Maybe that’s why Bonfire has a new documentary coming out this week and the MSC has a cameo in “The Best Little Whorehouse in Texas.” (Before anyone writes me a letter, it is not my intention to slur the sainted Dolly Parton. I like the film. But like most, I appreciate the work in part for its dearth of solemnity.)
And on the topic of the film’s subject matter, meditate on these two questions, both somewhat salacious yet each posed seriously. (1) What is the likelihood that over the past month, a pair of students has copulated in the Memorial Student Center? No reasonable person, upon honest reflection, can sensibly put the odds below 50 percent. Doing so would be obtuse. You would be laughed off of campus. (2) Arguably the more important question: What about the MSC’s architecture — the office spaces, the food courts, the hidden rooms — in any way suggests that it is something more, that defiling it would be more inappropriate than, say, defiling Blocker or Langford or The Academic Building? The answer, of course, is nothing.
Is that uncouth? Sure. Undignified? Absolutely. Unbecoming? No doubt. Surprising? Please. That’s the problem with the MSC — it’s the problem with the entire concept of “a living memorial.” Living memorials are exercises in self-contradiction, monuments serving antinomic masters. One feels a pang of sympathy for the MSC’s architects: Life frequently gets in the way of respectability. The Flag Room can’t simultaneously be “the living room of A&M” — as the university itself refers to the space on its website — and a central hub in a memorial. A living room suggests potato chips and beer and Netflix. Above all else, it suggests comfort. Memorials shouldn’t be comfortable.
If the Memorial Student Center is to be what the first word in its name suggests, the memorials themselves can’t be shoved in what is effectively its back corner. They should be placed at the primary points of ingress and egress. Additionally, there should just be more. Plain and simple. What we intend to memorialize should be dispersed throughout, unavoidable. One should be able to explore the building’s myriad floors and discover something new every time. Fifty-five Aggies died in World War I. Start there. Give them something a little more educational than the 55 trees surrounding Simpson Drill Field. It would be an imperfect yet sensible compromise between our twin impulses.
If we aren’t going to invest the time, money or effort in changing the culture, so be it.
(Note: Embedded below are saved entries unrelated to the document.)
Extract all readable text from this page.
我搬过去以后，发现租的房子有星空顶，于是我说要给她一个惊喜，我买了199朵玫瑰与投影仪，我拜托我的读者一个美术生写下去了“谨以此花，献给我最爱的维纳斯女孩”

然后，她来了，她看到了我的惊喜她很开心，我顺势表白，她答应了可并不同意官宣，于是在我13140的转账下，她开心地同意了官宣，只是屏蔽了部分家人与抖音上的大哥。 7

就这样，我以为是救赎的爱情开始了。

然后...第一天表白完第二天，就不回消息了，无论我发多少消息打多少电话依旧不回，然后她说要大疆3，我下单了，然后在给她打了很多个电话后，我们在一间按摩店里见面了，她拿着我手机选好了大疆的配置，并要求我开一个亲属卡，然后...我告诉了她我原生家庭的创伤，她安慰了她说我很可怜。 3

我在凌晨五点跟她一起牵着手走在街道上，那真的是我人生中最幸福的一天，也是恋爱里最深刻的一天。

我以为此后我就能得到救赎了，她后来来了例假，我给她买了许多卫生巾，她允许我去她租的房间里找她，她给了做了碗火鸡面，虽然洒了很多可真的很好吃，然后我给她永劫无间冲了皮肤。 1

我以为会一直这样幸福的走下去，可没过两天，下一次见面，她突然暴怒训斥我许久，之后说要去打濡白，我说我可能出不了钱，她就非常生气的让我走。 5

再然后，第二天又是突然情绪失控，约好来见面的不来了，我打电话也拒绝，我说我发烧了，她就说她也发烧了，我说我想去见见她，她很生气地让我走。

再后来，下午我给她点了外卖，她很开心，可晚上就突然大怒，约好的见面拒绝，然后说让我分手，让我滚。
Aggies can live with that. Aggies are living with that. But if that’s the decision to which we are committed, spare us the self-serving sermons about the MSC’s supposed sacredness. We must pick a gear and stay in it. Because when visitors walk through without shoes, loudly cursing, never pausing to hazard a glance at those eight memorials, one can’t help but to feel that aggressively telling someone to “Take off your hat!” or “Get off the grass!” just seems trivial.